Najpierw mieszkały tu bernardynki, potem jezuici. Dziś, po wielu latach, świątyni w centrum Lublina przywracane są świetność i dawny blask.
W 1617 r. chorąży z Witowic ofiarował dom i plac w Lublinie na klasztor dla sióstr bernardynek. Wybudował także drewniany kościółek, a potem, w 1618 r., sprowadził zakonnice z Krakowa. W 2018 r. mija 400 lat od momentu ich przybycia i 360 lat od konsekracji kościoła murowanego. Trzy lata temu miejsce przy Królewskiej 9 opuścili jezuici, którzy zarządzali nim przez 95 lat. Aktualnie na terenie świątyni i w obiektach przyległych trwa remont, realizowany w ramach dużego projektu archidiecezji lubelskiej „Pomniki historii duże i małe. Bogactwo i różnorodność dziedzictwa kulturowego Lubelszczyzny – ochrona i udostępnienie wybranych obiektów sakralnych Lublina i Kazimierza Dolnego”. – Jesteśmy już po renowacji granitowej posadzki, wykonane jest także ogrzewanie podłogowe – wyjaśnia ks. Bogusław Suszyło, rektor kościoła św. Piotra Apostoła w Lublinie. – Teraz trwa konserwacja nawy głównej. Stoją tam rusztowania.

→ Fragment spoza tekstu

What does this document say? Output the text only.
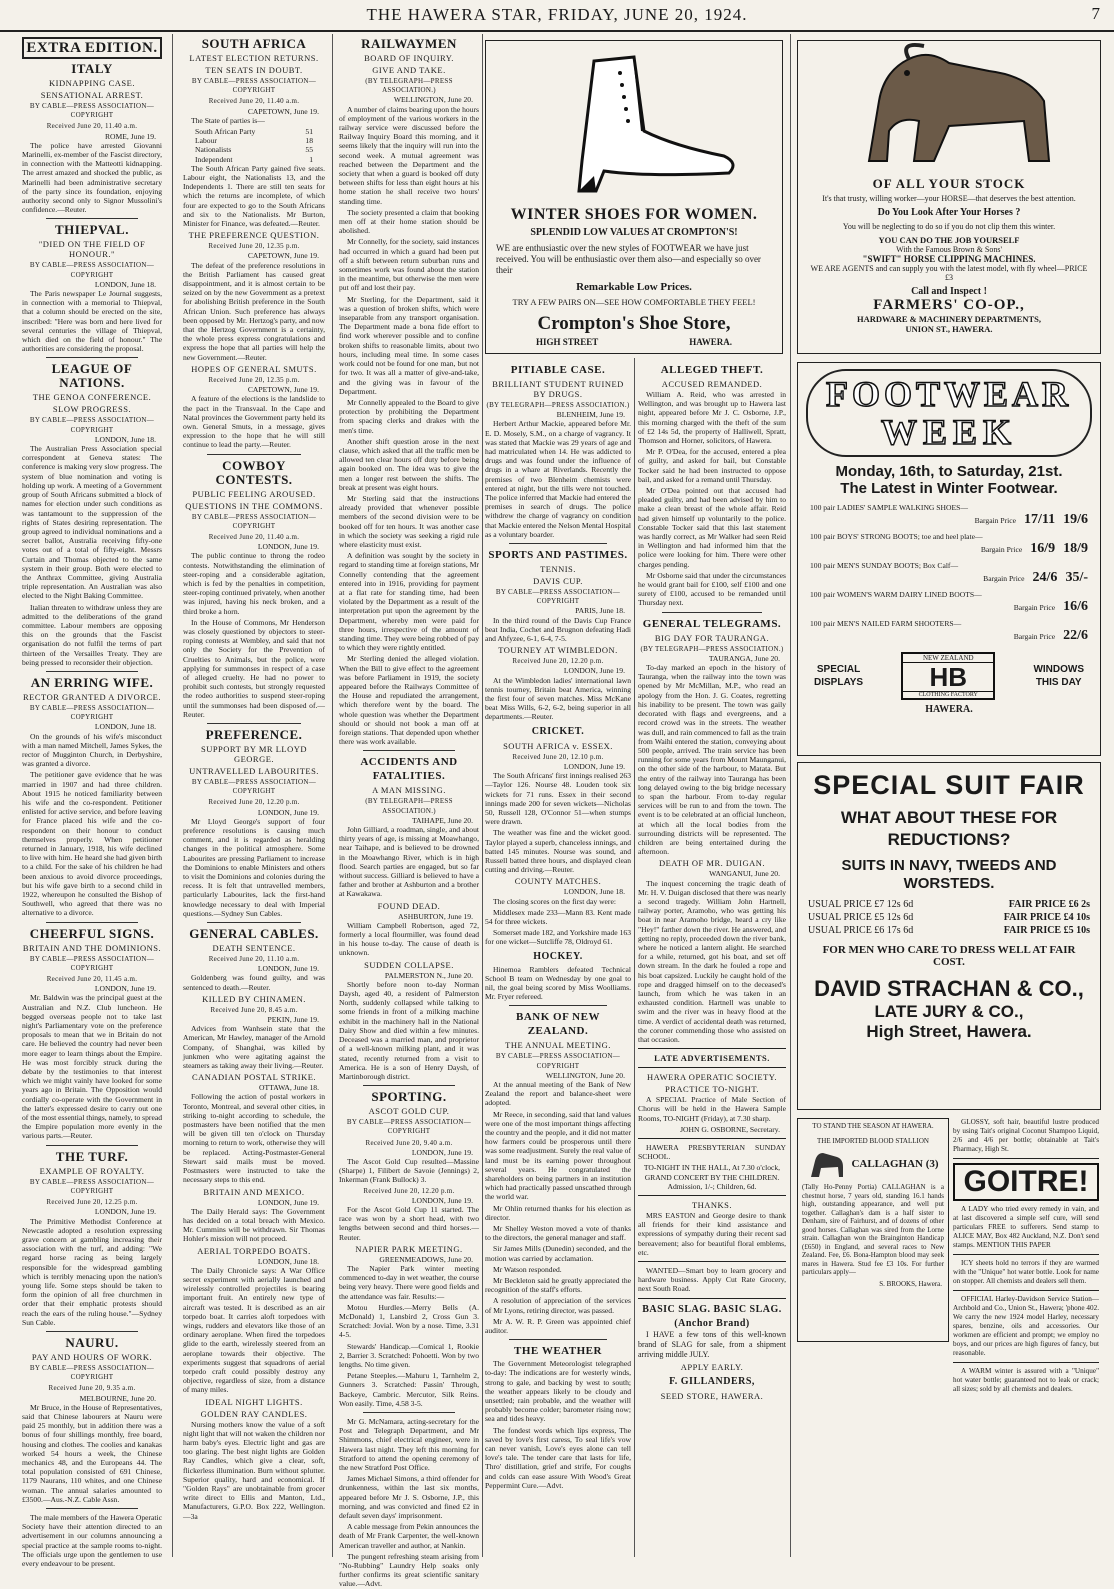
THE HAWERA STAR, FRIDAY, JUNE 20, 1924.	7
EXTRA EDITION.
ITALY
KIDNAPPING CASE.
SENSATIONAL ARREST.
BY CABLE—PRESS ASSOCIATION—COPYRIGHT
Received June 20, 11.40 a.m.
ROME, June 19.

The police have arrested Giovanni Marinelli, ex-member of the Fascist directory, in connection with the Matteotti kidnapping. The arrest amazed and shocked the public, as Marinelli had been administrative secretary of the party since its foundation, enjoying authority second only to Signor Mussolini's confidence.—Reuter.

THIEPVAL.
"DIED ON THE FIELD OF HONOUR."
BY CABLE—PRESS ASSOCIATION—COPYRIGHT
LONDON, June 18.

The Paris newspaper Le Journal suggests, in connection with a memorial to Thiepval, that a column should be erected on the site, inscribed: "Here was born and here lived for several centuries the village of Thiepval, which died on the field of honour." The authorities are considering the proposal.

LEAGUE OF NATIONS.
THE GENOA CONFERENCE.
SLOW PROGRESS.
BY CABLE—PRESS ASSOCIATION—COPYRIGHT
LONDON, June 18.

The Australian Press Association special correspondent at Geneva states: The conference is making very slow progress. The system of blue nomination and voting is holding up work. A meeting of a Government group of South Africans submitted a block of names for election under such conditions as was tantamount to the suppression of the rights of States desiring representation. The group agreed to individual nominations and a secret ballot, Australia receiving fifty-one votes out of a total of fifty-eight. Messrs Curtain and Thomas objected to the same system in their group. Both were elected to the Anthrax Committee, giving Australia triple representation. An Australian was also elected to the Night Baking Committee.

Italian threaten to withdraw unless they are admitted to the deliberations of the grand committee. Labour members are opposing this on the grounds that the Fascist organisation do not fulfil the terms of part thirteen of the Versailles Treaty. They are being pressed to reconsider their objection.

AN ERRING WIFE.
RECTOR GRANTED A DIVORCE.
BY CABLE—PRESS ASSOCIATION—COPYRIGHT
LONDON, June 18.

On the grounds of his wife's misconduct with a man named Mitchell, James Sykes, the rector of Mugginton Church, in Derbyshire, was granted a divorce.

The petitioner gave evidence that he was married in 1907 and had three children. About 1915 he noticed familiarity between his wife and the co-respondent. Petitioner enlisted for active service, and before leaving for France placed his wife and the co-respondent on their honour to conduct themselves properly. When petitioner returned in January, 1918, his wife declined to live with him. He heard she had given birth to a child. For the sake of his children he had been anxious to avoid divorce proceedings, but his wife gave birth to a second child in 1922, whereupon he consulted the Bishop of Southwell, who agreed that there was no alternative to a divorce.

CHEERFUL SIGNS.
BRITAIN AND THE DOMINIONS.
BY CABLE—PRESS ASSOCIATION—COPYRIGHT
Received June 20, 11.45 a.m.
LONDON, June 19.

Mr. Baldwin was the principal guest at the Australian and N.Z. Club luncheon. He begged overseas people not to take last night's Parliamentary vote on the preference proposals to mean that we in Britain do not care. He believed the country had never been more eager to learn things about the Empire. He was most forcibly struck during the debate by the testimonies to that interest which we might vainly have looked for some years ago in Britain. The Opposition would cordially co-operate with the Government in the latter's expressed desire to carry out one of the most essential things, namely, to spread the Empire population more evenly in the various parts.—Reuter.

THE TURF.
EXAMPLE OF ROYALTY.
BY CABLE—PRESS ASSOCIATION—COPYRIGHT
Received June 20, 12.25 p.m.
LONDON, June 19.

The Primitive Methodist Conference at Newcastle adopted a resolution expressing grave concern at gambling increasing their association with the turf, and adding: "We regard horse racing as being largely responsible for the widespread gambling which is terribly menacing upon the nation's young life. Some steps should be taken to form the opinion of all free churchmen in order that their emphatic protests should reach the ears of the ruling house."—Sydney Sun Cable.

NAURU.
PAY AND HOURS OF WORK.
BY CABLE—PRESS ASSOCIATION—COPYRIGHT
Received June 20, 9.35 a.m.
MELBOURNE, June 20.

Mr Bruce, in the House of Representatives, said that Chinese labourers at Nauru were paid 25 monthly, but in addition there was a bonus of four shillings monthly, free board, housing and clothes. The coolies and kanakas worked 54 hours a week, the Chinese mechanics 48, and the Europeans 44. The total population consisted of 691 Chinese, 1179 Naurans, 110 whites, and one Chinese woman. The annual salaries amounted to £3500.—Aus.-N.Z. Cable Assn.

The male members of the Hawera Operatic Society have their attention directed to an advertisement in our columns announcing a special practice at the sample rooms to-night. The officials urge upon the gentlemen to use every endeavour to be present.

SOUTH AFRICA
LATEST ELECTION RETURNS.
TEN SEATS IN DOUBT.
BY CABLE—PRESS ASSOCIATION—COPYRIGHT
Received June 20, 11.40 a.m.
CAPETOWN, June 19.

The State of parties is—

South African Party	51
Labour	18
Nationalists	55
Independent	1

The South African Party gained five seats. Labour eight, the Nationalists 13, and the Independents 1. There are still ten seats for which the returns are incomplete, of which four are expected to go to the South Africans and six to the Nationalists. Mr Burton, Minister for Finance, was defeated.—Reuter.

THE PREFERENCE QUESTION.
Received June 20, 12.35 p.m.
CAPETOWN, June 19.

The defeat of the preference resolutions in the British Parliament has caused great disappointment, and it is almost certain to be seized on by the new Government as a pretext for abolishing British preference in the South African Union. Such preference has always been opposed by Mr. Hertzog's party, and now that the Hertzog Government is a certainty, the whole press express congratulations and express the hope that all parties will help the new Government.—Reuter.

HOPES OF GENERAL SMUTS.
Received June 20, 12.35 p.m.
CAPETOWN, June 19.

A feature of the elections is the landslide to the pact in the Transvaal. In the Cape and Natal provinces the Government party held its own. General Smuts, in a message, gives expression to the hope that he will still continue to lead the party.—Reuter.

COWBOY CONTESTS.
PUBLIC FEELING AROUSED.
QUESTIONS IN THE COMMONS.
BY CABLE—PRESS ASSOCIATION—COPYRIGHT
Received June 20, 11.40 a.m.
LONDON, June 19.

The public continue to throng the rodeo contests. Notwithstanding the elimination of steer-roping and a considerable agitation, which is fed by the penalties in competition, steer-roping continued privately, when another was injured, having his neck broken, and a third broke a horn.

In the House of Commons, Mr Henderson was closely questioned by objectors to steer-roping contests at Wembley, and said that not only the Society for the Prevention of Cruelties to Animals, but the police, were applying for summonses in respect of a case of alleged cruelty. He had no power to prohibit such contests, but strongly requested the rodeo authorities to suspend steer-roping until the summonses had been disposed of.—Reuter.

PREFERENCE.
SUPPORT BY MR LLOYD GEORGE.
UNTRAVELLED LABOURITES.
BY CABLE—PRESS ASSOCIATION—COPYRIGHT
Received June 20, 12.20 p.m.
LONDON, June 19.

Mr Lloyd George's support of four preference resolutions is causing much comment, and it is regarded as heralding changes in the political atmosphere. Some Labourites are pressing Parliament to increase the Dominions to enable Ministers and others to visit the Dominions and colonies during the recess. It is felt that untravelled members, particularly Labourites, lack the first-hand knowledge necessary to deal with Imperial questions.—Sydney Sun Cables.

GENERAL CABLES.
DEATH SENTENCE.
Received June 20, 11.10 a.m.
LONDON, June 19.

Goldenberg was found guilty, and was sentenced to death.—Reuter.

KILLED BY CHINAMEN.
Received June 20, 8.45 a.m.
PEKIN, June 19.

Advices from Wanhsein state that the American, Mr Hawley, manager of the Arnold Company, of Shanghai, was killed by junkmen who were agitating against the steamers as taking away their living.—Reuter.

CANADIAN POSTAL STRIKE.
OTTAWA, June 18.

Following the action of postal workers in Toronto, Montreal, and several other cities, in striking to-night according to schedule, the postmasters have been notified that the men will be given till ten o'clock on Thursday morning to return to work, otherwise they will be replaced. Acting-Postmaster-General Stewart said mails must be moved. Postmasters were instructed to take the necessary steps to this end.

BRITAIN AND MEXICO.
LONDON, June 19.

The Daily Herald says: The Government has decided on a total breach with Mexico. Mr. Cummins will be withdrawn. Sir Thomas Hohler's mission will not proceed.

AERIAL TORPEDO BOATS.
LONDON, June 18.

The Daily Chronicle says: A War Office secret experiment with aerially launched and wirelessly controlled projectiles is bearing important fruit. An entirely new type of aircraft was tested. It is described as an air torpedo boat. It carries aloft torpedoes with wings, rudders and elevators like those of an ordinary aeroplane. When fired the torpedoes glide to the earth, wirelessly steered from an aeroplane towards their objective. The experiments suggest that squadrons of aerial torpedo craft could possibly destroy any objective, regardless of size, from a distance of many miles.

IDEAL NIGHT LIGHTS.
GOLDEN RAY CANDLES.

Nursing mothers know the value of a soft night light that will not waken the children nor harm baby's eyes. Electric light and gas are too glaring. The best night lights are Golden Ray Candles, which give a clear, soft, flickerless illumination. Burn without splutter. Superior quality, hard and economical. If "Golden Rays" are unobtainable from grocer write direct to Ellis and Manton, Ltd., Manufacturers, G.P.O. Box 222, Wellington. —3a

RAILWAYMEN
BOARD OF INQUIRY.
GIVE AND TAKE.
(BY TELEGRAPH—PRESS ASSOCIATION.)
WELLINGTON, June 20.

A number of claims bearing upon the hours of employment of the various workers in the railway service were discussed before the Railway Inquiry Board this morning, and it seems likely that the inquiry will run into the second week. A mutual agreement was reached between the Department and the society that when a guard is booked off duty between shifts for less than eight hours at his home station he shall receive two hours' standing time.

The society presented a claim that booking men off at their home station should be abolished.

Mr Connelly, for the society, said instances had occurred in which a guard had been put off a shift between return suburban runs and sometimes work was found about the station in the meantime, but otherwise the men were put off and lost their pay.

Mr Sterling, for the Department, said it was a question of broken shifts, which were inseparable from any transport organisation. The Department made a bona fide effort to find work wherever possible and to confine broken shifts to reasonable limits, about two hours, including meal time. In some cases work could not be found for one man, but not for two. It was all a matter of give-and-take, and the giving was in favour of the Department.

Mr Connelly appealed to the Board to give protection by prohibiting the Department from spacing clerks and drakes with the men's time.

Another shift question arose in the next clause, which asked that all the traffic men be allowed ten clear hours off duty before being again booked on. The idea was to give the men a longer rest between the shifts. The break at present was eight hours.

Mr Sterling said that the instructions already provided that whenever possible members of the second division were to be booked off for ten hours. It was another case in which the society was seeking a rigid rule where elasticity must exist.

A definition was sought by the society in regard to standing time at foreign stations, Mr Connelly contending that the agreement entered into in 1916, providing for payment at a flat rate for standing time, had been violated by the Department as a result of the interpretation put upon the agreement by the Department, whereby men were paid for three hours, irrespective of the amount of standing time. They were being robbed of pay to which they were rightly entitled.

Mr Sterling denied the alleged violation. When the Bill to give effect to the agreement was before Parliament in 1919, the society appeared before the Railways Committee of the House and repudiated the arrangement, which therefore went by the board. The whole question was whether the Department should or should not book a man off at foreign stations. That depended upon whether there was work available.

ACCIDENTS AND FATALITIES.
A MAN MISSING.
(BY TELEGRAPH—PRESS ASSOCIATION.)
TAIHAPE, June 20.

John Gilliard, a roadman, single, and about thirty years of age, is missing at Moawhango, near Taihape, and is believed to be drowned in the Moawhango River, which is in high flood. Search parties are engaged, but so far without success. Gilliard is believed to have a father and brother at Ashburton and a brother at Kawakawa.

FOUND DEAD.
ASHBURTON, June 19.

William Campbell Robertson, aged 72, formerly a local flourmiller, was found dead in his house to-day. The cause of death is unknown.

SUDDEN COLLAPSE.
PALMERSTON N., June 20.

Shortly before noon to-day Norman Daysh, aged 40, a resident of Palmerston North, suddenly collapsed while talking to some friends in front of a milking machine exhibit in the machinery hall in the National Dairy Show and died within a few minutes. Deceased was a married man, and proprietor of a well-known milking plant, and it was stated, recently returned from a visit to America. He is a son of Henry Daysh, of Martinborough district.

SPORTING.
ASCOT GOLD CUP.
BY CABLE—PRESS ASSOCIATION—COPYRIGHT
Received June 20, 9.40 a.m.
LONDON, June 19.

The Ascot Gold Cup resulted—Massine (Sharpe) 1, Filibert de Savoie (Jennings) 2, Inkerman (Frank Bullock) 3.

Received June 20, 12.20 p.m.
LONDON, June 19.

For the Ascot Gold Cup 11 started. The race was won by a short head, with two lengths between second and third horses.—Reuter.

NAPIER PARK MEETING.
GREENMEADOWS, June 20.

The Napier Park winter meeting commenced to-day in wet weather, the course being very heavy. There were good fields and the attendance was fair. Results:—

Motou Hurdles.—Merry Bells (A. McDonald) 1, Lansbird 2, Cross Gun 3. Scratched: Jovial. Won by a nose. Time, 3.31 4-5.

Stewards' Handicap.—Comical 1, Rookie 2, Barrier 3. Scratched: Pohoetti. Won by two lengths. No time given.

Petane Steeples.—Mahuru 1, Tarnhelm 2, Gunners 3. Scratched: Passin' Through, Backeye, Cambric. Mercutor, Silk Reins. Won easily. Time, 4.58 3-5.

Mr G. McNamara, acting-secretary for the Post and Telegraph Department, and Mr Shimmons, chief electrical engineer, were in Hawera last night. They left this morning for Stratford to attend the opening ceremony of the new Stratford Post Office.

James Michael Simons, a third offender for drunkenness, within the last six months, appeared before Mr J. S. Osborne, J.P., this morning, and was convicted and fined £2 in default seven days' imprisonment.

A cable message from Pekin announces the death of Mr Frank Carpenter, the well-known American traveller and author, at Nankin.

The pungent refreshing steam arising from "No-Rubbing" Laundry Help soaks only further confirms its great scientific sanitary value.—Advt.

WINTER SHOES FOR WOMEN.
SPLENDID LOW VALUES AT CROMPTON'S!
WE are enthusiastic over the new styles of FOOTWEAR we have just received. You will be enthusiastic over them also—and especially so over their
Remarkable Low Prices.
TRY A FEW PAIRS ON—SEE HOW COMFORTABLE THEY FEEL!
Crompton's Shoe Store,
HIGH STREET	HAWERA.
OF ALL YOUR STOCK
It's that trusty, willing worker—your HORSE—that deserves the best attention.
Do You Look After Your Horses ?
You will be neglecting to do so if you do not clip them this winter.
YOU CAN DO THE JOB YOURSELF
With the Famous Brown & Sons'
"SWIFT" HORSE CLIPPING MACHINES.
WE ARE AGENTS and can supply you with the latest model, with fly wheel—PRICE £3
Call and Inspect !
FARMERS' CO-OP.,
HARDWARE & MACHINERY DEPARTMENTS,
UNION ST., HAWERA.
FOOTWEAR
WEEK
Monday, 16th, to Saturday, 21st.
The Latest in Winter Footwear.
100 pair LADIES' SAMPLE WALKING SHOES—
Bargain Price 17/11 19/6
100 pair BOYS' STRONG BOOTS; toe and heel plate—
Bargain Price 16/9 18/9
100 pair MEN'S SUNDAY BOOTS; Box Calf—
Bargain Price 24/6 35/-
100 pair WOMEN'S WARM DAIRY LINED BOOTS—
Bargain Price 16/6
100 pair MEN'S NAILED FARM SHOOTERS—
Bargain Price 22/6
SPECIAL
DISPLAYS
NEW ZEALAND
HB
CLOTHING FACTORY
WINDOWS
THIS DAY
HAWERA.
SPECIAL SUIT FAIR
WHAT ABOUT THESE FOR REDUCTIONS?
SUITS IN NAVY, TWEEDS AND WORSTEDS.
USUAL PRICE £7 12s 6d	FAIR PRICE £6 2s
USUAL PRICE £5 12s 6d	FAIR PRICE £4 10s
USUAL PRICE £6 17s 6d	FAIR PRICE £5 10s
FOR MEN WHO CARE TO DRESS WELL AT FAIR COST.
DAVID STRACHAN & CO.,
LATE JURY & CO.,
High Street, Hawera.
PITIABLE CASE.
BRILLIANT STUDENT RUINED BY DRUGS.
(BY TELEGRAPH—PRESS ASSOCIATION.)
BLENHEIM, June 19.

Herbert Arthur Mackie, appeared before Mr. E. D. Mosely, S.M., on a charge of vagrancy. It was stated that Mackie was 29 years of age and had matriculated when 14. He was addicted to drugs and was found under the influence of drugs in a whare at Riverlands. Recently the premises of two Blenheim chemists were entered at night, but the tills were not touched. The police inferred that Mackie had entered the premises in search of drugs. The police withdrew the charge of vagrancy on condition that Mackie entered the Nelson Mental Hospital as a voluntary boarder.

SPORTS AND PASTIMES.
TENNIS.
DAVIS CUP.
BY CABLE—PRESS ASSOCIATION—COPYRIGHT
PARIS, June 18.

In the third round of the Davis Cup France beat India, Cochet and Brugnon defeating Hadi and Ahfyzee, 6-1, 6-4, 7-5.

TOURNEY AT WIMBLEDON.
Received June 20, 12.20 p.m.
LONDON, June 19.

At the Wimbledon ladies' international lawn tennis tourney, Britain beat America, winning the first four of seven matches. Miss McKane beat Miss Wills, 6-2, 6-2, being superior in all departments.—Reuter.

CRICKET.
SOUTH AFRICA v. ESSEX.
Received June 20, 12.10 p.m.
LONDON, June 19.

The South Africans' first innings realised 263—Taylor 126. Nourse 48. Louden took six wickets for 71 runs. Essex in their second innings made 200 for seven wickets—Nicholas 50, Russell 128, O'Connor 51—when stumps were drawn.

The weather was fine and the wicket good. Taylor played a superb, chanceless innings, and batted 145 minutes. Nourse was sound, and Russell batted three hours, and displayed clean cutting and driving.—Reuter.

COUNTY MATCHES.
LONDON, June 18.

The closing scores on the first day were:

Middlesex made 233—Mann 83. Kent made 54 for three wickets.

Somerset made 182, and Yorkshire made 163 for one wicket—Sutcliffe 78, Oldroyd 61.

HOCKEY.

Hinemoa Ramblers defeated Technical School B team on Wednesday by one goal to nil, the goal being scored by Miss Woolliams. Mr. Fryer refereed.

BANK OF NEW ZEALAND.
THE ANNUAL MEETING.
BY CABLE—PRESS ASSOCIATION—COPYRIGHT
WELLINGTON, June 20.

At the annual meeting of the Bank of New Zealand the report and balance-sheet were adopted.

Mr Reece, in seconding, said that land values were one of the most important things affecting the country and the people, and it did not matter how farmers could be prosperous until there was some readjustment. Surely the real value of land must be its earning power throughout several years. He congratulated the shareholders on being partners in an institution which had practically passed unscathed through the world war.

Mr Ohlin returned thanks for his election as director.

Mr Shelley Weston moved a vote of thanks to the directors, the general manager and staff.

Sir James Mills (Dunedin) seconded, and the motion was carried by acclamation.

Mr Watson responded.

Mr Beckleton said he greatly appreciated the recognition of the staff's efforts.

A resolution of appreciation of the services of Mr Lyons, retiring director, was passed.

Mr A. W. R. P. Green was appointed chief auditor.

THE WEATHER

The Government Meteorologist telegraphed to-day: The indications are for westerly winds, strong to gale, and backing by west to south; the weather appears likely to be cloudy and unsettled; rain probable, and the weather will probably become colder; barometer rising now; sea and tides heavy.

The fondest words which lips express, The saved by love's first caress, To seal life's vow can never vanish, Love's eyes alone can tell love's tale. The tender care that lasts for life, Thro' distillation, grief and strife, For coughs and colds can ease assure With Wood's Great Peppermint Cure.—Advt.

ALLEGED THEFT.
ACCUSED REMANDED.

William A. Reid, who was arrested in Wellington, and was brought up to Hawera last night, appeared before Mr J. C. Osborne, J.P., this morning charged with the theft of the sum of £2 14s 5d, the property of Halliwell, Spratt, Thomson and Horner, solicitors, of Hawera.

Mr P. O'Dea, for the accused, entered a plea of guilty, and asked for bail, but Constable Tocker said he had been instructed to oppose bail, and asked for a remand until Thursday.

Mr O'Dea pointed out that accused had pleaded guilty, and had been advised by him to make a clean breast of the whole affair. Reid had given himself up voluntarily to the police. Constable Tocker said that this last statement was hardly correct, as Mr Walker had seen Reid in Wellington and had informed him that the police were looking for him. There were other charges pending.

Mr Osborne said that under the circumstances he would grant bail for £100, self £100 and one surety of £100, accused to be remanded until Thursday next.

GENERAL TELEGRAMS.
BIG DAY FOR TAURANGA.
(BY TELEGRAPH—PRESS ASSOCIATION.)
TAURANGA, June 20.

To-day marked an epoch in the history of Tauranga, when the railway into the town was opened by Mr McMillan, M.P., who read an apology from the Hon. J. G. Coates, regretting his inability to be present. The town was gaily decorated with flags and evergreens, and a record crowd was in the streets. The weather was dull, and rain commenced to fall as the train from Waihi entered the station, conveying about 500 people, arrived. The train service has been running for some years from Mount Maunganui, on the other side of the harbour, to Matata. But the entry of the railway into Tauranga has been long delayed owing to the big bridge necessary to span the harbour. From to-day regular services will be run to and from the town. The event is to be celebrated at an official luncheon, at which all the local bodies from the surrounding districts will be represented. The children are being entertained during the afternoon.

DEATH OF MR. DUIGAN.
WANGANUI, June 20.

The inquest concerning the tragic death of Mr. H. V. Duigan disclosed that there was nearly a second tragedy. William John Hartnell, railway porter, Aramoho, who was getting his boat in near Aramoho bridge, heard a cry like "Hey!" farther down the river. He answered, and getting no reply, proceeded down the river bank, where he noticed a lantern alight. He searched for a while, returned, got his boat, and set off down stream. In the dark he fouled a rope and his boat capsized. Luckily he caught hold of the rope and dragged himself on to the deceased's launch, from which he was taken in an exhausted condition. Hartnell was unable to swim and the river was in heavy flood at the time. A verdict of accidental death was returned, the coroner commending those who assisted on that occasion.

LATE ADVERTISEMENTS.
HAWERA OPERATIC SOCIETY.
PRACTICE TO-NIGHT.

A SPECIAL Practice of Male Section of Chorus will be held in the Hawera Sample Rooms, TO-NIGHT (Friday), at 7.30 sharp.

JOHN G. OSBORNE, Secretary.

HAWERA PRESBYTERIAN SUNDAY SCHOOL.

TO-NIGHT IN THE HALL, At 7.30 o'clock, GRAND CONCERT BY THE CHILDREN. Admission, 1/-; Children, 6d.

THANKS.

MRS EASTON and George desire to thank all friends for their kind assistance and expressions of sympathy during their recent sad bereavement; also for beautiful floral emblems, etc.

WANTED—Smart boy to learn grocery and hardware business. Apply Cut Rate Grocery, next South Road.

BASIC SLAG. BASIC SLAG.
(Anchor Brand)

I HAVE a few tons of this well-known brand of SLAG for sale, from a shipment arriving middle JULY.

APPLY EARLY.
F. GILLANDERS,
SEED STORE, HAWERA.
TO STAND THE SEASON AT HAWERA.
THE IMPORTED BLOOD STALLION
CALLAGHAN (3)
(Tally Ho-Penny Portia) CALLAGHAN is a chestnut horse, 7 years old, standing 16.1 hands high, outstanding appearance, and well put together. Callaghan's dam is a half sister to Denham, sire of Fairhurst, and of dozens of other good horses. Callaghan was sired from the Lorne strain. Callaghan won the Brainginton Handicap (£650) in England, and several races to New Zealand. Fee, £6. Bona-Hampton blood may seek mares in Hawera. Stud fee £3 10s. For further particulars apply—
S. BROOKS, Hawera.

GLOSSY, soft hair, beautiful lustre produced by using Tait's original Coconut Shampoo Liquid, 2/6 and 4/6 per bottle; obtainable at Tait's Pharmacy, High St.

GOITRE!

A LADY who tried every remedy in vain, and at last discovered a simple self cure, will send particulars FREE to sufferers. Send stamp to ALICE MAY, Box 482 Auckland, N.Z. Don't send stamps. MENTION THIS PAPER

ICY sheets hold no terrors if they are warmed with the "Unique" hot water bottle. Look for name on stopper. All chemists and dealers sell them.

OFFICIAL Harley-Davidson Service Station—Archbold and Co., Union St., Hawera; 'phone 402. We carry the new 1924 model Harley, necessary spares, benzine, oils and accessories. Our workmen are efficient and prompt; we employ no boys, and our prices are high figures of fancy, but reasonable.

A WARM winter is assured with a "Unique" hot water bottle; guaranteed not to leak or crack; all sizes; sold by all chemists and dealers.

Ołtarz jest czyszczony, wróci jego dawny malachitowy kolor. Także figury poszły do czyszczenia i złocenia. Oprócz tego rozebrano i poddano konserwacji ambonkę, by uzupełnić ubytki i odgrzybić pewne miejsca – wylicza ks. Bogusław.
Tajemnicze krypty
Głównym obiektem remontów jest oczywiście sam kościół, jednak, jak zaznacza Urszula Korona, architekt pracujący przy projekcie, by przyciągnąć do tego wyjątkowego miejsca zwiedzających, postanowiono przygotować również ekspozycje, które ukazałyby jego historię.
– Zależy nam, by pokazać, że ten kościół to nie tylko lata 70. i 80., choć ten czas był bardzo ważny – zaznacza rektor świątyni. – Udostępnione zostaną więc do zwiedzania także podziemia. Do tej pory w zawsze wilgotnych kryptach w okresie wielkanocnym budowany był grób Pański. Tam też swoje miejsce pochówku miały panny bernardynki. Teraz ich szczątki zostały przeniesione poziom niżej i zamurowane. – Chcemy w tym miejscu przygotować niewielką ekspozycję, która pokazywałaby pierwsze gospodynie tego obiektu – wyjaśnia Urszula Korona. – Zamierzamy przygotować film pokazujący nieliczne zdjęcia sprzed zburzenia klasztoru. Wyświetlimy go na pobielonej ścianie. W pomieszczeniu nie będzie ogrzewania, by widz mógł poczuć klimat tamtej epoki – wylicza pani architekt.
Pamiątki Solidarności
W obrębie kościoła powstaną także inne prezentacje. – W sąsiadującej z kryptami piwnicy, wybudowanej już w XX w., chcemy przygotować wystawę poświęconą opozycji komunistycznej w Polsce – informuje ks. Bogusław. – To będzie jednak tylko mała zajawka tego, co zwiedzający będą mogli obejrzeć w pomieszczeniach na strychu – dodaje Urszula Korona. – Na dole chcemy zrobić ścianę – mur z napisami w stylu „Precz z komuną”, natomiast na górze będą ekspozycje poświęcone działaniom Solidarności. – Bo przecież to właśnie w tym kościele gromadzili się ludzie na Mszach za ojczyznę, to tu podnoszone były wszelkie ruchy wolnościowe – dodaje ks. Bogusław. W sali, która stanie się swoistego rodzaju muzeum, będzie można zobaczyć drobne emblematy i znaczki solidarnościowe, a także w wersji elektronicznej wszelkie zachowane dokumenty. Do oglądania za szybą przygotowane zostaną także solidarnościowe sztandary.
Droga Drogi
Jedna sala będzie poświęcona Drodze Neokatechumenalnej. – To przecież właśnie z tego kościoła wyszła Droga na całą Polskę, a potem na wschód – podkreśla ks. Suszyło. – Tutaj też ks. Franciszek Blachnicki wprowadzał w życie pierwsze reformy posoborowe – dodaje. W specjalnym piwnicznym pomieszczeniu zostanie przygotowane tzw. katechumenium, czyli miejsce, w którym gromadzą się członkowie ruchu na liturgię. – Znajdą się tu także trzy ekspozycje związane z historią neokatechumenatu na świecie i w Polsce – wyjaśnia U. Korona. Zakończenie remontów zaplanowano mniej więcej na za rok. Jednak wcześniej w kościele sprawowane będą Msze św. – Chciałbym już dziś wszystkich zaprosić na Triduum Paschalne z udziałem Chóru Trzech Dni – mówi rektor kościoła św. Piotra.